0

I've been assigned a task which involves merging the pd.read_csv() and the pd.read_excel() functions together into one function called ingest(). I've been trying to use regular expressions so that if the file contains a ".csv" it will execute the read_csv() function or else it will read it as an excel file.

This is my code so far

    rexf = re.compile((r'.csv'))
    mo = rexf.search(dataframe)
    if mo == True:
        df = pd.read_csv(dataframe)
    else:
        df = pd.read_excel(dataframe)
    return df

I then call this function with a file called "Smoking.csv". This file works when I use the pd.read_csv() command but here it goes berserk and gives me this error

xlrd.biffh.XLRDError: Unsupported format, or corrupt file: Expected BOF record; found

Does anyone know why this may be, and how I can get the function to behave as intended? Thanks.

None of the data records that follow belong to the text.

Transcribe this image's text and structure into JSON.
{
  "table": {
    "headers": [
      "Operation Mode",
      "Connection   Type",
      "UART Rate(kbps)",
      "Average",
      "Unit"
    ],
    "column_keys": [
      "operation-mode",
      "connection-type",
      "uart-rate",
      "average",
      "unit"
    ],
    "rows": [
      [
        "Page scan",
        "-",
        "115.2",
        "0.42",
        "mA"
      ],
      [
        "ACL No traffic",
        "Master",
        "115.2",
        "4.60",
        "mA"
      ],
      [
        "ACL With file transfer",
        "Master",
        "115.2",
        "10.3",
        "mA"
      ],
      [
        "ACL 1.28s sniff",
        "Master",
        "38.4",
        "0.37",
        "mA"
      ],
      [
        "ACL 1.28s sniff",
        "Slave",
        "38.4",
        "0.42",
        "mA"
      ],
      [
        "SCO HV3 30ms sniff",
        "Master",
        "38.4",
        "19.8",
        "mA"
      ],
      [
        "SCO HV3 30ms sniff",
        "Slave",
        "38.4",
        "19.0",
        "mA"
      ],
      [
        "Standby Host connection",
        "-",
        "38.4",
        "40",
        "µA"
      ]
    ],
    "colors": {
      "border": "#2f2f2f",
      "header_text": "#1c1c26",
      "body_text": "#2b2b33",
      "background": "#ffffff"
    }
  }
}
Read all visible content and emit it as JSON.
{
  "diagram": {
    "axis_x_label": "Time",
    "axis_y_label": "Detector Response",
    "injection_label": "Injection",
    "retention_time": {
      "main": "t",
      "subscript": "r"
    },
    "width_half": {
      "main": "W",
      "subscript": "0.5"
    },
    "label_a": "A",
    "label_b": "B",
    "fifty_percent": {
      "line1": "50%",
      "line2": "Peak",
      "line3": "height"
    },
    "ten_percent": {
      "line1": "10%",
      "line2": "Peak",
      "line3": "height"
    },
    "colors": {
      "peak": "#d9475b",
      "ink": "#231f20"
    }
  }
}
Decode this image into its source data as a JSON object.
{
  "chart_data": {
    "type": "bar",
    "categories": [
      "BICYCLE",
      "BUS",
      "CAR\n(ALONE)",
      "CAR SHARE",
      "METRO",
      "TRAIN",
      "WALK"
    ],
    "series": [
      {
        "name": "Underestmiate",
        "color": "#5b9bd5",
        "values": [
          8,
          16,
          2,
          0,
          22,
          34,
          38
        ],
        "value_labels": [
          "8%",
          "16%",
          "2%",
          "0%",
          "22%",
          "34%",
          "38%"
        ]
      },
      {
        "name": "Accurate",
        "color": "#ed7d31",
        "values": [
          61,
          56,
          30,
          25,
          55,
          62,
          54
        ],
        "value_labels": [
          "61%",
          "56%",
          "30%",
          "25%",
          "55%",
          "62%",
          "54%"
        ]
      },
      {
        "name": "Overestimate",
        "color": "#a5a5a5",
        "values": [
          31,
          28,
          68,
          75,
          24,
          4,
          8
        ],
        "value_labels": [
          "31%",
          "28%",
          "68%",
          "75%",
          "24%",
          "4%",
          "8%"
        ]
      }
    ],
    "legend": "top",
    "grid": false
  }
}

  • Check what `mo` is. It is either a `re.Match` object, or `None`, neither of those will ever be `== True`, so you will never use `pd.read_csv` ad it will always use `pd.read_excel` – juanpa.arrivillaga Oct 14 '20 at 10:53

2 Answers2

1

I would avoid using regex for this. It will work, but if you're dealing with paths you should use a tool for handling paths - like pathlib:

from pathlib import Path

import pandas as pd


def ingest(filename):
    path = Path(filename)
    if path.suffix == ".csv":
        df = pd.read_csv(dataframe)
    else:
        df = pd.read_excel(dataframe)
    return df

The reason your regex doesn't work is because of the if statement. A match object does not equal True. You could instead do if mo: which would work. But again... pathlib!

PirateNinjas
  • 1,908
  • 1
  • 16
  • 21
1

A function like this one should do it:

def ingest(file_name):
   if file_name.endswith('.csv'):
      df = pd.read_csv(file_name)
   else:
      df = pd.read_excel(file_name)
   return df